Setting my lambda equal to zero gave me the highest R-squared values and lowest evaluation metrics, again indicating that my OLS model was a decent fit.

In [43]:
# Fitting a ridge regression model. Alpha is the regularization
# parameter (usually called lambda). As alpha gets larger, parameter
# shrinkage grows more pronounced.
ridgeregr = Ridge(alpha=0) 
ridgeregr.fit(X_train, Y_train)

# We are making predictions here
Y_preds_train = ridgeregr.predict(X_train)
Y_preds_test = ridgeregr.predict(X_test)

print("R-squared of the model on the training set is: {}".format(ridgeregr.score(X_train, Y_train)))
print("-----Test set statistics-----")
print("R-squared of the model on the test set is: {}".format(ridgeregr.score(X_test, Y_test)))
print("Mean absolute error of the prediction is: {}".format(mean_absolute_error(Y_test, Y_preds_test)))
print("Mean squared error of the prediction is: {}".format(mse(Y_test, Y_preds_test)))
print("Root mean squared error of the prediction is: {}".format(rmse(Y_test, Y_preds_test)))
print("Mean absolute percentage error of the prediction is: {}".format(np.mean(np.abs((Y_test - Y_preds_test) / Y_test)) * 100))


R-squared of the model on the training set is: 0.7650894701062251
-----Test set statistics-----
R-squared of the model on the test set is: 0.7747194916253897
Mean absolute error of the prediction is: 25281.842278245338
Mean squared error of the prediction is: [1.51246667e+09]
Root mean squared error of the prediction is: [38890.44443061]
Mean absolute percentage error of the prediction is: saleprice   15.023
dtype: float64


## ElasticNet Regression Model

Like the Ridge model, using 0 as my alpha gave me the best values.

In [52]:
elasticregr = ElasticNet(alpha=0, l1_ratio=0.5) 
elasticregr.fit(X_train, Y_train)

# We are making predictions here
Y_preds_train = elasticregr.predict(X_train)
Y_preds_test = elasticregr.predict(X_test)

print("R-squared of the model on the training set is: {}".format(elasticregr.score(X_train, Y_train)))
print("-----Test set statistics-----")
print("R-squared of the model on the test set is: {}".format(elasticregr.score(X_test, Y_test)))
print("Mean absolute error of the prediction is: {}".format(mean_absolute_error(Y_test, Y_preds_test)))
print("Mean squared error of the prediction is: {}".format(mean_squared_error(Y_test, Y_preds_test)))
print("Root mean squared error of the prediction is: {}".format(sqrt(mean_squared_error(Y_test, Y_preds_test))))
print("Mean absolute percentage error of the prediction is: {}".format(np.mean(np.abs((Y_test['saleprice'] - Y_preds_test)/Y_test['saleprice']) * 100)))

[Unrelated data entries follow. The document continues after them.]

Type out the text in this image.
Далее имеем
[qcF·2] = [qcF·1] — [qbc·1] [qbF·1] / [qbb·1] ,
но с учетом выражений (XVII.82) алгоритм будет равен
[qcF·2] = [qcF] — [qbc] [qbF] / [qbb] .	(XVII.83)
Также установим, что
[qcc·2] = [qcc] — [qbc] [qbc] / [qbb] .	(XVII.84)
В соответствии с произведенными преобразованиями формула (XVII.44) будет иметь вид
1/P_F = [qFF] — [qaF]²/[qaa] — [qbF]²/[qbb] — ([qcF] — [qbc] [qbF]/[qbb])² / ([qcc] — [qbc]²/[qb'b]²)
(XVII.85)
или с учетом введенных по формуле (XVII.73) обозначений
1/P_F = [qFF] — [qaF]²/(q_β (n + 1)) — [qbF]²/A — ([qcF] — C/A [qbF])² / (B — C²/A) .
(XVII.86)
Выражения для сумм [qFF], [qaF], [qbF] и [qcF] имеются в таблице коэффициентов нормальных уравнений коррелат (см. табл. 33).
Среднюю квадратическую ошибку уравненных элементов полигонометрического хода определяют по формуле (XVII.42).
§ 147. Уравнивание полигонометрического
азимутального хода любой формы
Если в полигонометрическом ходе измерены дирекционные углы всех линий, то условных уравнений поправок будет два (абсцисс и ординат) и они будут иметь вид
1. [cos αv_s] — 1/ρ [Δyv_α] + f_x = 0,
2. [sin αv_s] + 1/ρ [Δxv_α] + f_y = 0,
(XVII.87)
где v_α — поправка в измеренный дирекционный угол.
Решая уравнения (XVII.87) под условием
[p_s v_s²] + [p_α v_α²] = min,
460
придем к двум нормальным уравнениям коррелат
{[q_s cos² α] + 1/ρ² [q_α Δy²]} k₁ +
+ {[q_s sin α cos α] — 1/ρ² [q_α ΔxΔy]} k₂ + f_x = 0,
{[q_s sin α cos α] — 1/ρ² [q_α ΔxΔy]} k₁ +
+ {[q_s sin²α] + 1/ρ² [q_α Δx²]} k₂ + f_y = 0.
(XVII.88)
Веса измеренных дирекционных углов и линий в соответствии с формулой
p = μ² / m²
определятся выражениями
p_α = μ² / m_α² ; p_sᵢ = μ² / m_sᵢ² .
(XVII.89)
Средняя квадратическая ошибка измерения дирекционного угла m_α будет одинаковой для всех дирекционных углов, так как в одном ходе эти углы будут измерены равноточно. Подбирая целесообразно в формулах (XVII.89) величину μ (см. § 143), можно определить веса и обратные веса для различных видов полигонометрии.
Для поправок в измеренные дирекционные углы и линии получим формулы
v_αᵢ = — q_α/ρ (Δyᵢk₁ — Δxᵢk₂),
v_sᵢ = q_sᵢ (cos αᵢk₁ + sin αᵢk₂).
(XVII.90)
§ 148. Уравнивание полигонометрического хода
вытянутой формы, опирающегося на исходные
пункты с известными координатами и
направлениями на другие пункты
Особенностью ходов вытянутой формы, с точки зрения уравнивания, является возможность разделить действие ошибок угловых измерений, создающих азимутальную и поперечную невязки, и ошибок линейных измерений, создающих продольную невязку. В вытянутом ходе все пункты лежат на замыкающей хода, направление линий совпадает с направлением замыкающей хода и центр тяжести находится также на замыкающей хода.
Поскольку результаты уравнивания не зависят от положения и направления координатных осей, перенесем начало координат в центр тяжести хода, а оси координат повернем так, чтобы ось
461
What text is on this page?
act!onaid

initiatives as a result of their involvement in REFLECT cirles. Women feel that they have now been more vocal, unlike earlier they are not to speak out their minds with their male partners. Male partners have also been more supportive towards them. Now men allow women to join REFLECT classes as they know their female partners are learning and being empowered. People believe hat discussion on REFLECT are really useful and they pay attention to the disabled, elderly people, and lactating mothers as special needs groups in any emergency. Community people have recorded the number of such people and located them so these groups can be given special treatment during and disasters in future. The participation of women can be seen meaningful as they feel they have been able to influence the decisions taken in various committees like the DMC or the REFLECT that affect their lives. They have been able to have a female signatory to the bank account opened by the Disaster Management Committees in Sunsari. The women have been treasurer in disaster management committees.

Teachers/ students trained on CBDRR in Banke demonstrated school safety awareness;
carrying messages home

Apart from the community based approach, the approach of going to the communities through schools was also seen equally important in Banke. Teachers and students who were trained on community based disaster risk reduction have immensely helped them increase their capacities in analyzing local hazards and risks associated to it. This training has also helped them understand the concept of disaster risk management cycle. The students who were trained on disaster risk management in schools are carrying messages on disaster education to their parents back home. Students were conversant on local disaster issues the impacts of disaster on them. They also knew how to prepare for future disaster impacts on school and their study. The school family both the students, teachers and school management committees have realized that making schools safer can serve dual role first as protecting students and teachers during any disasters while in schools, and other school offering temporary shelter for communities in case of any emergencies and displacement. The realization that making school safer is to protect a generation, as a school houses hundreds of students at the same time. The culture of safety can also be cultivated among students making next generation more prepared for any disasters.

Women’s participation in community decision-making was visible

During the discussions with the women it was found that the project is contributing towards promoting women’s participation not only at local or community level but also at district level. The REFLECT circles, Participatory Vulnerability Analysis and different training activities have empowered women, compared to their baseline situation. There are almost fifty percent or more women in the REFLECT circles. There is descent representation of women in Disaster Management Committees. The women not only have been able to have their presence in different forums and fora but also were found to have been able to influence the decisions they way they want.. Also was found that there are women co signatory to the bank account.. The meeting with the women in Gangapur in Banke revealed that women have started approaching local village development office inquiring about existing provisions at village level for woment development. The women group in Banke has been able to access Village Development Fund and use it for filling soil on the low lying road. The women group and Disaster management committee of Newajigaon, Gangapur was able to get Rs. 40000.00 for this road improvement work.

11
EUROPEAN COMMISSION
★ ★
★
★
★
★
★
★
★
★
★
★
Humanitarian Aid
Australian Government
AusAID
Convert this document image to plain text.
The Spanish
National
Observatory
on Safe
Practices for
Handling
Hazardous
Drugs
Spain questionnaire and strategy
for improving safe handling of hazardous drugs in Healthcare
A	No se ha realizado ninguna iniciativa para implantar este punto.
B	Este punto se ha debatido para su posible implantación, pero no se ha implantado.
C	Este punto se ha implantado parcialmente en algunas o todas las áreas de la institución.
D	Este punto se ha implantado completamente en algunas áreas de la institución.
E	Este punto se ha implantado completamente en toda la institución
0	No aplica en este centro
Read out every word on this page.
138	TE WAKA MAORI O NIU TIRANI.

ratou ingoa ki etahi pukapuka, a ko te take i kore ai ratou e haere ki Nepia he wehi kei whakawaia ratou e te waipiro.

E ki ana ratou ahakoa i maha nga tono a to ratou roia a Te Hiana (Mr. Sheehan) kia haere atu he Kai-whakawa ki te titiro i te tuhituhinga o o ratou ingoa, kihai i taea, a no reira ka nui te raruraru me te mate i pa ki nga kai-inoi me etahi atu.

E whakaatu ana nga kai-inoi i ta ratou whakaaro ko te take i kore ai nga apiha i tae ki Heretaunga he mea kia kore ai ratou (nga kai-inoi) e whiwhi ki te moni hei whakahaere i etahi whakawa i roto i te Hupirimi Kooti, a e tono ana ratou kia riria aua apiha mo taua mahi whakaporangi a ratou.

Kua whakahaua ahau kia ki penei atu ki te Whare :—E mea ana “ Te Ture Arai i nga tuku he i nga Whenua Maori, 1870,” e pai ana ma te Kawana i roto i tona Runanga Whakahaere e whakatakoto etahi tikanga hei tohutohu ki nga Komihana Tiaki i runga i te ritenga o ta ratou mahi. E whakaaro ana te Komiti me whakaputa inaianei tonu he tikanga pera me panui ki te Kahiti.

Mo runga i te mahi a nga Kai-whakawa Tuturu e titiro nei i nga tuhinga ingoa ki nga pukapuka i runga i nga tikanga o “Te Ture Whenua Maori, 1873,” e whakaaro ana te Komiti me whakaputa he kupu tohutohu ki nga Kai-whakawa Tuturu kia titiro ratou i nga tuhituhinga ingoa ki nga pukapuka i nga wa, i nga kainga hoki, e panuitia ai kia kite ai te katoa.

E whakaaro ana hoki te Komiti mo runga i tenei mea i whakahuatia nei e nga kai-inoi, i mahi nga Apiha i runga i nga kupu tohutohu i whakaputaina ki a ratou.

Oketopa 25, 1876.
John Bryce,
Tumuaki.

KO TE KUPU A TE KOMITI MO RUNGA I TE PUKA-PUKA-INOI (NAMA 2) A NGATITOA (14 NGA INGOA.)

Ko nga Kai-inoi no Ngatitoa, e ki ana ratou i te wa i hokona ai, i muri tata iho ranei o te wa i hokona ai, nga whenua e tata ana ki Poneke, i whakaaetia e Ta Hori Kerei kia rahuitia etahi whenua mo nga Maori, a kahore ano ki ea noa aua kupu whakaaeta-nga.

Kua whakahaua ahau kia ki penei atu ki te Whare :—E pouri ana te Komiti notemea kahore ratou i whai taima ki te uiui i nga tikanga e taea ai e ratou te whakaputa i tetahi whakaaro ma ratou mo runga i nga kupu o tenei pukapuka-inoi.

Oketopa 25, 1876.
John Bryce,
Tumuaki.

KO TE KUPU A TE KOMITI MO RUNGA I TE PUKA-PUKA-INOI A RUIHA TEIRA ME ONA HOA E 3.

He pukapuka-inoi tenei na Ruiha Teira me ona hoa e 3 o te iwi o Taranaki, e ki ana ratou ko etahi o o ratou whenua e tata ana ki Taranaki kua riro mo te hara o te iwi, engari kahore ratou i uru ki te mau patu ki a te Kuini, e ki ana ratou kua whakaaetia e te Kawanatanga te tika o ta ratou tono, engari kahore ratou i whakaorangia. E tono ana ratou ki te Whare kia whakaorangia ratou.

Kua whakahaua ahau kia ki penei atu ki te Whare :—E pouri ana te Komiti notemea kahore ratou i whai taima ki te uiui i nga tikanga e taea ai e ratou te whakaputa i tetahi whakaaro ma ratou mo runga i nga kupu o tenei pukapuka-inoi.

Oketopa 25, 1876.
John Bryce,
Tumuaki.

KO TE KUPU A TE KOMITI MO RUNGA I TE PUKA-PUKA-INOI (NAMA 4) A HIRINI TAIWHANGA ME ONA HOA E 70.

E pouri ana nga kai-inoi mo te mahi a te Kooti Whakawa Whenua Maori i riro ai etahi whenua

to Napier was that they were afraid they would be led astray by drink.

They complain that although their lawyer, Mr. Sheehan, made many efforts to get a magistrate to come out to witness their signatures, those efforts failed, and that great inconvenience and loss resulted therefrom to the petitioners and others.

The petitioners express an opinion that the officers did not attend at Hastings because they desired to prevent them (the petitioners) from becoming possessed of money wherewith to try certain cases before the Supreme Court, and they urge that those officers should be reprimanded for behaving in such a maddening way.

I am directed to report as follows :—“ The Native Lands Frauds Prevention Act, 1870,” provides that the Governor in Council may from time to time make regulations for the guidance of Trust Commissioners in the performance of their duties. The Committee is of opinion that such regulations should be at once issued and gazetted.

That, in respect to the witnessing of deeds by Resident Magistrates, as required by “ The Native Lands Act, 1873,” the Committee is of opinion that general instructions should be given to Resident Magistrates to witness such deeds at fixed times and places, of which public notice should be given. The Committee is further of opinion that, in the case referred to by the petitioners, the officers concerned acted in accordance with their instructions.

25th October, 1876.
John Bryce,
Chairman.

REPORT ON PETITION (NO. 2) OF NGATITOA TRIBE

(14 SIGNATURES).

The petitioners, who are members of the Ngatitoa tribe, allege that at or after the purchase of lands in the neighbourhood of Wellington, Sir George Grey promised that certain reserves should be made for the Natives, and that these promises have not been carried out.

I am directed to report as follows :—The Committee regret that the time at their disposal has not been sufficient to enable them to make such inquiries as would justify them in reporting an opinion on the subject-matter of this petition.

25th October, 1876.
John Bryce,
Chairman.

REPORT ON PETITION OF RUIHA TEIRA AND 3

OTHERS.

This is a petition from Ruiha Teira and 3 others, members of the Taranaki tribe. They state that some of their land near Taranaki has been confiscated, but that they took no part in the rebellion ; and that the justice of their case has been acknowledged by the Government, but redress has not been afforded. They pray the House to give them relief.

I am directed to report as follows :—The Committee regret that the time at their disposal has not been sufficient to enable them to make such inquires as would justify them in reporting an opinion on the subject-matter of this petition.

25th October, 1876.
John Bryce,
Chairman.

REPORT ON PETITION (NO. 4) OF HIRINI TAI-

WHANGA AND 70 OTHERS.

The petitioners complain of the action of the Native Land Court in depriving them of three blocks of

R-squared of the model on the training set is: 0.765089470106225
-----Test set statistics-----
R-squared of the model on the test set is: 0.7747194916253897
Mean absolute error of the prediction is: 25281.842278245324
Mean squared error of the prediction is: 1512466668.010355
Root mean squared error of the prediction is: 38890.44443060988
Mean absolute percentage error of the prediction is: 15.023300986071774


## Conclusion

My OLS model is a good fit for the data. I understand that because two of the other models gave the best vaues when the lambda/alpha was zero, the OLS model was not overfitting the data. 

Is there another way to choose a lambda without guess and check? It seems like cross-validation is the way to go, but I'm not sure I understand how that would work.